The Trump administration announced Thursday the federal government will finally stop prepping for the Y2K bug -- 17 years after the fact.
The Y2K bug was a concern leading up to the year 2000. At that time, computers were only storing the last two numbers when referencing dates by year, which led to issues at the turn of the millennium. IT gurus worried that when 1999 rolled over to 2000, vital infrastructure and communications would all shut down. Panic ensured when a few screens begun to display the wrong numbers once the year changed to 2000.
The United States poured millions of dollars into trying to prevent a wide scale tech problem. But the panic ended up being for nothing as most computers made the switch without so much as a hiccup. Most companies and business were able to update their systems to accommodate the new millennium, leading some to suspect the whole thing was a hoax.

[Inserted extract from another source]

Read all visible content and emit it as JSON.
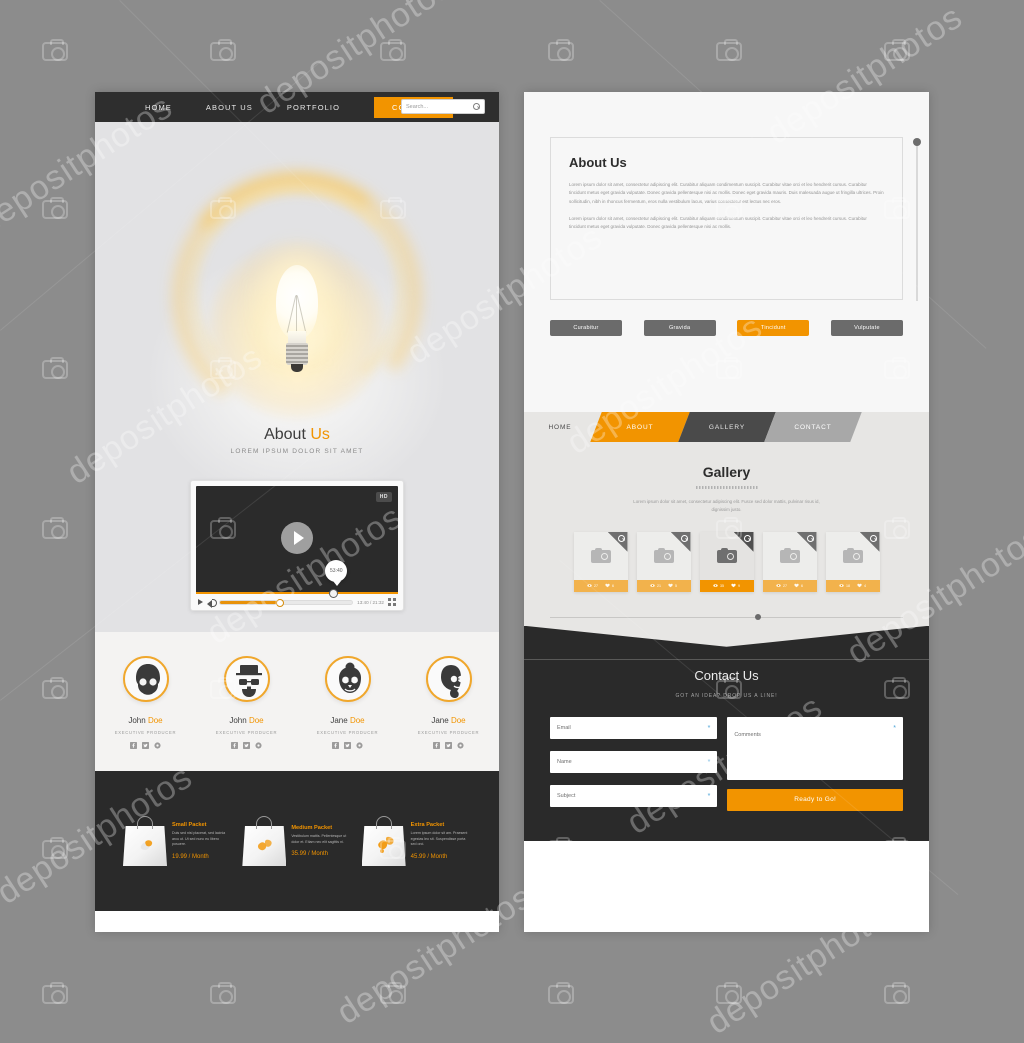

But up until Thursday, there was still a federal requirement on the books requiring constant updates on this irrelevant bug.
This Y2K reporting mandate was one of more than 50 paperwork-based requirements the Office of Management and Budget have eliminated in a memorandum sent out to the heads of executive departments and agencies this week, a move that Bloomberg reports will save tens of thousands of hours of work across multiple agencies.
Office of Management and Budget Director Mick Mulvaney told reporters at the White House that this is the beginning of the new administration cleaning house.
“We’re looking for stuff that everyone agrees is a complete waste of time,” he explained.
It looks like in Washington, there's more than one swamp that needs draining.